GLOBAL - Infrastructure fundraising by 25 global funds totalled $27.7bn (€19.1bn) in 2010, up from $7.7bn in 2009, according to a latest survey conducted by Preqin.
More than one-third of the world's 60 largest investors surveyed have plans to increase their allocation of infrastructure assets in the long term, up significantly from 13% in 2009.
Preqin said the outlook for the asset class was improving, but added that the situation remained challenging as supply continued to outstrip demand. It said fund managers would have to work hard to attract investment.
The latest survey shows an increasing convergence of interest between fund managers and investors.

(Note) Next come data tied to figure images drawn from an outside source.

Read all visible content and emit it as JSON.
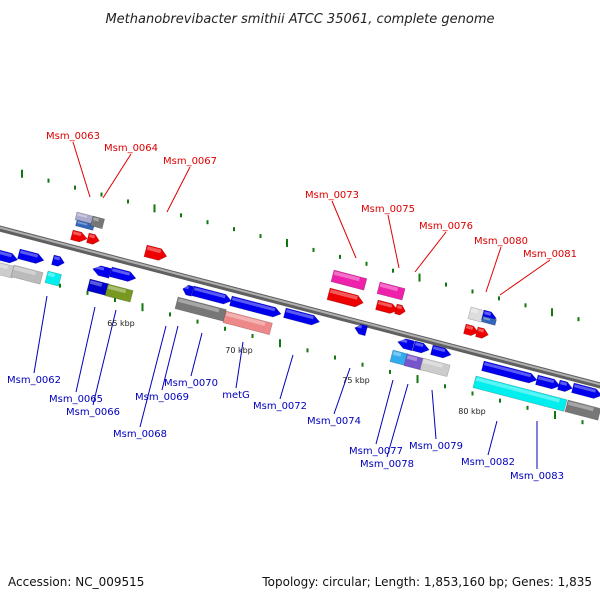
{
  "title": "Methanobrevibacter smithii ATCC 35061, complete genome",
  "footer": {
    "accession": "Accession: NC_009515",
    "topology": "Topology: circular; Length: 1,853,160 bp; Genes: 1,835"
  },
  "colors": {
    "forward_label": "#dd0000",
    "reverse_label": "#0000bb",
    "backbone": "#888888"
  },
  "scale": {
    "ticks": [
      "65 kbp",
      "70 kbp",
      "75 kbp",
      "80 kbp"
    ]
  },
  "top_labels": [
    "Msm_0063",
    "Msm_0064",
    "Msm_0067",
    "Msm_0073",
    "Msm_0075",
    "Msm_0076",
    "Msm_0080",
    "Msm_0081"
  ],
  "bottom_labels": [
    "Msm_0062",
    "Msm_0065",
    "Msm_0066",
    "Msm_0068",
    "Msm_0069",
    "Msm_0070",
    "metG",
    "Msm_0072",
    "Msm_0074",
    "Msm_0077",
    "Msm_0078",
    "Msm_0079",
    "Msm_0082",
    "Msm_0083"
  ]
}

Those who said their interest aligned perfectly with that of their fund manager accounted for 49% of the respondents, up by nearly 21 percentage points from 28% in 2010.

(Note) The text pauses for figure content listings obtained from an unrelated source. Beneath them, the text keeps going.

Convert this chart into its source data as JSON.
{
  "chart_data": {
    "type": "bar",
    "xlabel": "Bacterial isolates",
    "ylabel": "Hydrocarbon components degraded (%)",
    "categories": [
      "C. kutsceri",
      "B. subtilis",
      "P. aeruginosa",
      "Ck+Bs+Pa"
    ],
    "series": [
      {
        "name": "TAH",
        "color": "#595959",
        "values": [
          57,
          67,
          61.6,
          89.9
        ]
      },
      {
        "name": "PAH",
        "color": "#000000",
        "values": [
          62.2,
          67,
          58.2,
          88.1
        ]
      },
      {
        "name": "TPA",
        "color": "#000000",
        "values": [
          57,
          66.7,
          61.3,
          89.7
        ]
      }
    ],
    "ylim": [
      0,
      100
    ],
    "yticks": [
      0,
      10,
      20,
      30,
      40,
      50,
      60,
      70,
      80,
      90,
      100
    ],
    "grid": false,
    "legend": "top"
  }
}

Coming at the top of the list of concerns was 'management fees', with 62% of respondents saying they were unhappy, followed by problems regarding 'payment of fees on un-invested capital' and 'carry structure', with 56% and 53% choosing the options, respectively.
According to the study, 22% of participants made no investment in the last year, while 58% made at least one infrastructure investment decision.

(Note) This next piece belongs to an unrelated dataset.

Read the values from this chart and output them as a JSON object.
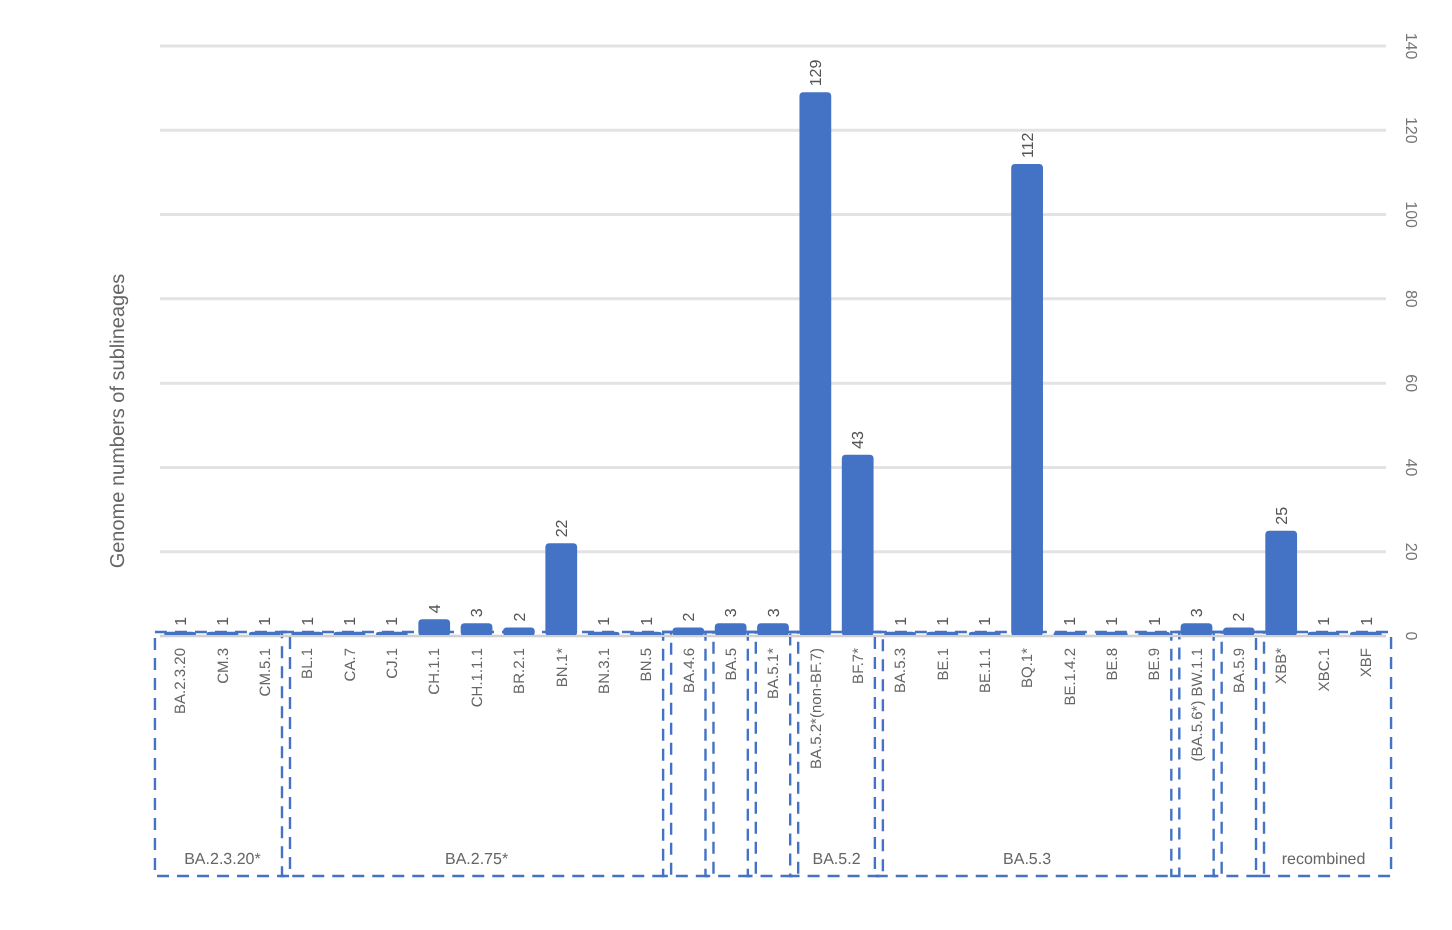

The gains look impressive when compared with October 2009, when only 19% of respondents made a commitment to the asset class in the preceding 12 months.
In addition, 40% plan to definitely invest in at least one infrastructure fund in the next year, while 22% will be investing opportunistically and 8% have yet to make a decision.
The report, based on a survey of 60 of the world's largest funds conducted in May, concluded that the sector, challenges notwithstanding, was "well and truly on the road to recovery".